New business owners are naturally excited about getting up and running. If you’re a new business owner, then kudos to you. You’re doing the hard work necessary to put yourself and your family on better financial footing.
But along with the enthusiasm for your new business comes the possibility that you will make mistakes. Minimizing those mistakes can help you get off to a quick start. So that you can try to avoid them, here are some of the biggest business mistakes new business owners make.
Ignoring Your Customers
This sounds like a no-brainer, but sometimes you get so caught up in getting your business set up that you neglect the voice of your customer. No matter the product or service you are providing, make sure that you try to see it from the customer’s perspective. Make the marketing and advertising decisions based on customer needs and expectations, and always respond to customer queries or complaints.
Improperly Valuing Your Product or Service
Finding the right price point for your product or service can be tricky. If you overvalue it, you may not make enough sales to meet your profit potential. If you undervalue it, you may make a lot of sales, but the profit margins won’t be big enough to cover your projected income. Do as much research as you can on your target market and what pricing those customers will bear.
Having Unrealistic Market Expectations
Every new business owner believes they will be successful. Otherwise, why start the business in the first place? Where they get into trouble, though, is when they believe they can do more business than is realistically possible. Create a business plan with reasonable expectations for your business in years one, two, and three. It may actually benefit you to be a little conservative with your projections early on.

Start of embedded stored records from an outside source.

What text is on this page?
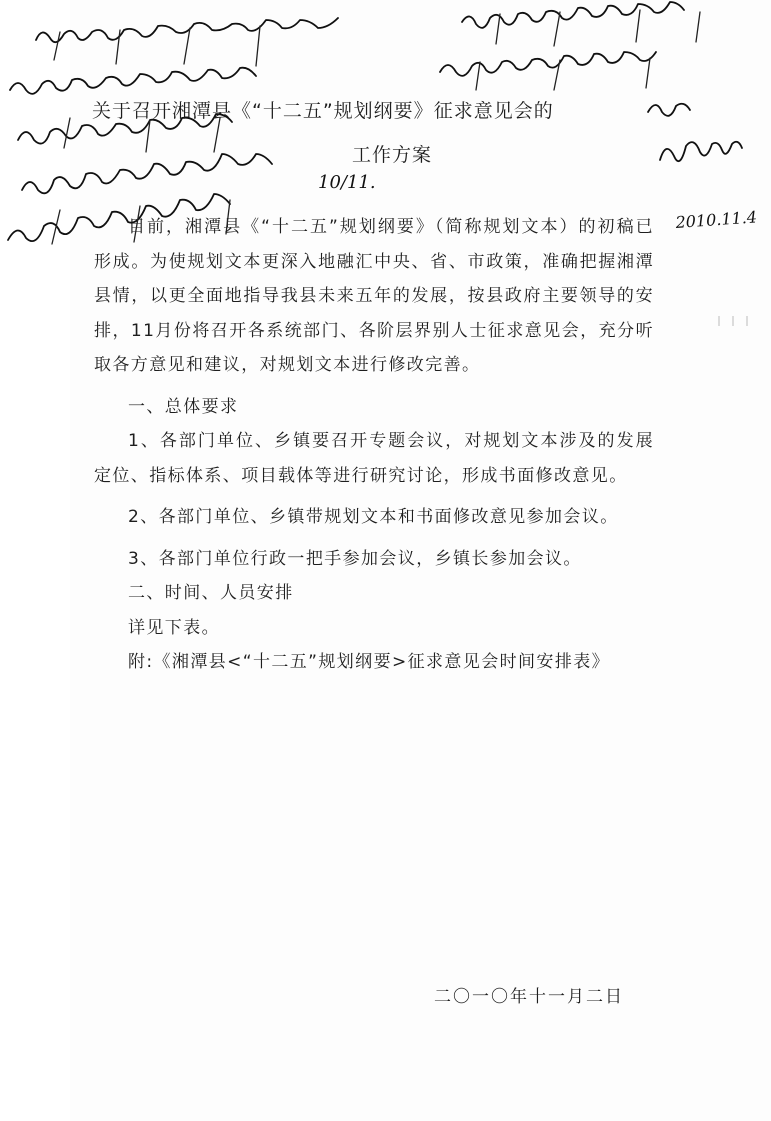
关于召开湘潭县《“十二五”规划纲要》征求意见会的
工作方案

目前，湘潭县《“十二五”规划纲要》（简称规划文本）的初稿已形成。为使规划文本更深入地融汇中央、省、市政策，准确把握湘潭县情，以更全面地指导我县未来五年的发展，按县政府主要领导的安排，11月份将召开各系统部门、各阶层界别人士征求意见会，充分听取各方意见和建议，对规划文本进行修改完善。

一、总体要求

1、各部门单位、乡镇要召开专题会议，对规划文本涉及的发展定位、指标体系、项目载体等进行研究讨论，形成书面修改意见。

2、各部门单位、乡镇带规划文本和书面修改意见参加会议。

3、各部门单位行政一把手参加会议，乡镇长参加会议。

二、时间、人员安排

详见下表。

附:《湘潭县<“十二五”规划纲要>征求意见会时间安排表》

二〇一〇年十一月二日
10/11.
2010.11.4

Not Sticking to Your Budget
It may not seem like much. A few extra dollars here, a few extra dollars there. But when you spend more on certain line items than you budgeted for, you run the risk of disrupting your cash flow – to the point of dragging down your business. As a new business owner, you likely have little discretionary funding. Choose where you spend carefully, and stick to your budget whenever you can.
Not Separating Personal and Business Accounts
Keeping personal and business accounts separate is important, especially if you operate as an LLC, partnership, or corporation. These business structures protect your personal assets from being seized in the event your business goes into debt. Establish a separate bank and checking account or line of credit for your business. Having dedicated accounts also makes it easier for you to deduct allowable business expenses at tax time.
Failing to Back Up Accounting Software
Few things are worse than losing data you spent hours inputting into your accounting system. Make sure you regularly back up your accounting software and store it in a safe place. Cloud services can be both a convenient and secure solution to backing up your data.
Not Keeping Regular Books
If you toss all your receipts and payments in a shoebox, expecting to record them on some indistinct day in the future, you may be in for a big surprise. When bookkeeping backs up, it gets harder and harder to catch up. You may even lose track of your company’s financial position altogether. Set aside time at least monthly, and preferably weekly, to keep your books. You will be glad you did, especially at tax time when you need to report your income and deductions on your tax forms.
Doing Too Much Yourself
It’s easy to believe that you have all the time in the world to spend on your business. But the reality is: you don’t. Life sometimes just gets in the way. And, anyway, wouldn’t you rather be devoting as much time as possible to satisfying your customers’ needs? It may actually pay off for you to hire professionals to do some of the work you have little time for. Hiring an experienced bookkeeper or tax accountant, for example, may save you time and money in the long run.